Depuis l’arrivée des "anti-systèmes" aux affaires, l’effort national a visiblement trouvé ses premiers volontaires. Quand il faut taxer, réduire, rationaliser ou « responsabiliser », l’administration ne tergiverse pas. Les bourses étudiantes passent au régime sec, le Sénégalais lambda apprend à respirer ventre rentré, pendant que de nouvelles taxes lui rappellent que le redressement coûte cher — surtout quand on n’a pas choisi le menu.
Mais dès que la réforme doit monter d’un étage, le tempo ralentit. Toucher aux caisses noires ? Réunion. Revoir les salaires et avantages des directeurs généraux ? Étude. Supprimer certaines agences inutiles ? Commission. Réduire les cortèges et les bolides ? Proposition à examiner quand les poules auront des dents.
La trésorerie est en tension, nous dit-on. Une tension très sélective, visiblement, puisqu’elle n’affecte ni les gyrophares, ni les réservoirs pleins, ni les kilomètres parcourus en convoi. Le pays souffre, mais pas au point de voyager léger.
Quid des billets pour la Mecque ? Ça se distribue à gauche et à droite.

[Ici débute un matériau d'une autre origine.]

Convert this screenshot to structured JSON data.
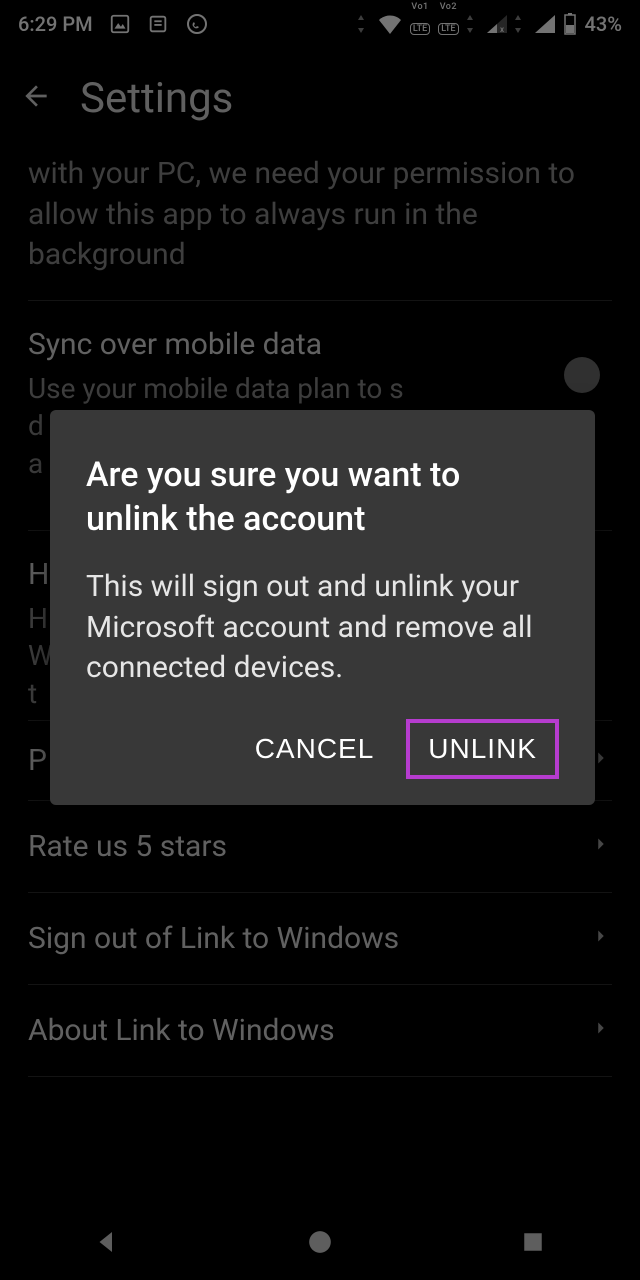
{
  "status": {
    "time": "6:29 PM",
    "battery": "43%"
  },
  "header": {
    "title": "Settings"
  },
  "background_fragment_top": "with your PC, we need your permission to allow this app to always run in the background",
  "sync": {
    "title": "Sync over mobile data",
    "sub": "Use your mobile data plan to s\nd\na"
  },
  "help_frag": {
    "title": "H",
    "sub": "H\nW\nt"
  },
  "feedback_frag": "P",
  "rows": {
    "rate": "Rate us 5 stars",
    "signout": "Sign out of Link to Windows",
    "about": "About Link to Windows"
  },
  "dialog": {
    "title": "Are you sure you want to unlink the account",
    "body": "This will sign out and unlink your Microsoft account and remove all connected devices.",
    "cancel": "CANCEL",
    "unlink": "UNLINK"
  }
}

Réformer, oui. Mais commencer par le sommet. Personne ne demande aux dirigeants de venir travailler à vélo ou de partager le thiéb avec les étudiants. On leur demande juste de lâcher quelques privilèges, de réduire le train de vie, de montrer que le sacrifice n’est pas un sport réservé aux mêmes.
La dette, elle, arrive sans escorte, lourde et silencieuse, contractée sans demander l’avis du peuple qui paie aujourd’hui l’addition. Se couper du Sénégalais d’en bas, c’est glisser doucement mais sûrement vers la sortie.
On ne redresse pas un pays à coups de sirènes. On le redresse en marchant au même rythme que ceux qui ont faim.